Yes, we just said calorie counting for babies. Why you ask? Because, as adults, that’s how most of us think. We think in terms of a maximum 2,000 calorie daily intake, when we really should think about what is comprising that calorie count. Is it enough Vitamin A or Zinc? Do we have enough fiber? Funnily enough, most of us don’t take that much care for ourselves, but when we have a baby, the urge to do what’s best for them takes over and we start paying a lot more attention to these specifics.
From birth to about 6 months, babies should eat between 515 and 690 calories a day. This bumps up to 795 to 920 calories for babies up to 12 months. But instead of thinking in terms of calories, let’s think about how they should get those calories. Up to about 4 or 6 months, the diet consists solely of milk, but when your baby starts getting ready for foods, what are the vitamins you want to make sure they have?
Iron – Critical for brain development, breastmilk doesn’t quite cut it when it comes to the recommended dosage of iron. This is just fine as your baby was born with a storage of iron, but as you start to feed your little one solid foods, think about using iron-rich baby cereal and adding meats, broccoli, spinach, and avocado to the regiment.
Zinc – Essential to the immune system and helpful to development, you can give your baby zinc through many of the means mentioned above. Fortified cereal, meats, milk, and cheeses all have loads of zinc so if you’re feeding your baby these foods, you can check two necessary vitamins off the list.

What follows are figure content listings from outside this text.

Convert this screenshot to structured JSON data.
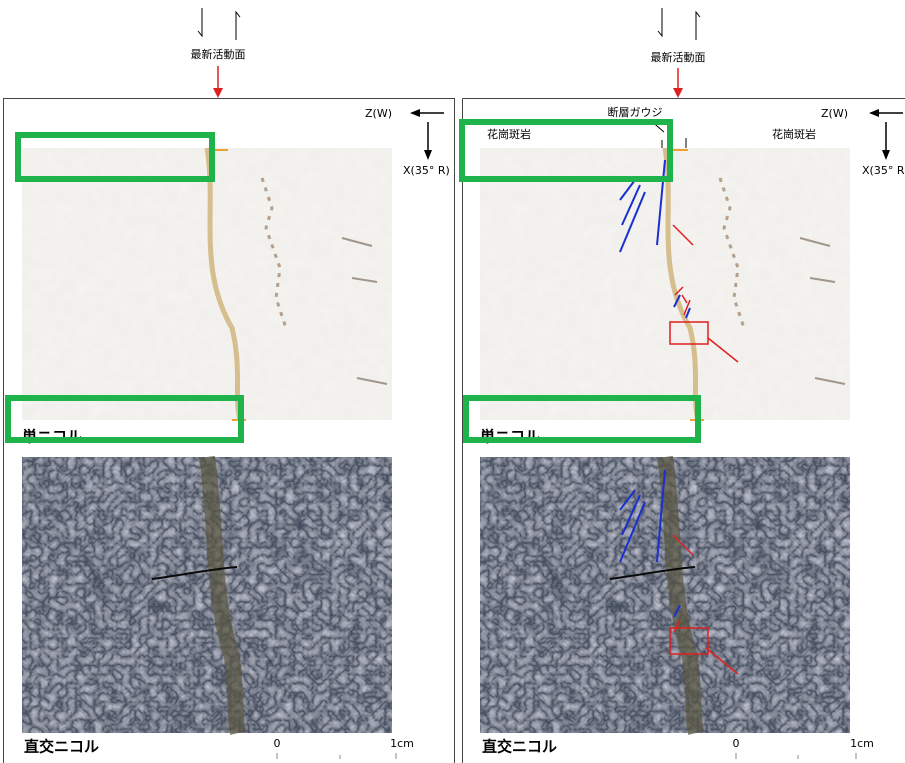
{
  "panels": [
    {
      "top_label": "最新活動面",
      "axis_z": "Z(W)",
      "axis_x": "X(35° R)",
      "plane_label": "単ニコル",
      "cross_label": "直交ニコル",
      "scale_0": "0",
      "scale_1": "1cm"
    },
    {
      "top_label": "最新活動面",
      "axis_z": "Z(W)",
      "axis_x": "X(35° R",
      "fault_gouge": "断層ガウジ",
      "rock_left": "花崗斑岩",
      "rock_right": "花崗斑岩",
      "plane_label": "単ニコル",
      "cross_label": "直交ニコル",
      "scale_0": "0",
      "scale_1": "1cm"
    }
  ]
}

Vitamins C & B – All around good, and for lots of reasons, fulfilling this vitamin need is easy to do with tomatoes, bananas, rice, beans, potatoes, strawberries, and poultry all giving your baby the needed nutrients.
Vitamins A, D, E & K – Want to avoid the broken bones from the “look mom” moments later in life? Vitamin D can help with that. Add in the rest and your baby will have better vision, healthier skin, good blood flow, and lots of antioxidants. How can you check this box? Milk, carrots, eggs, leafy veggies, and sweet potatoes should do the trick.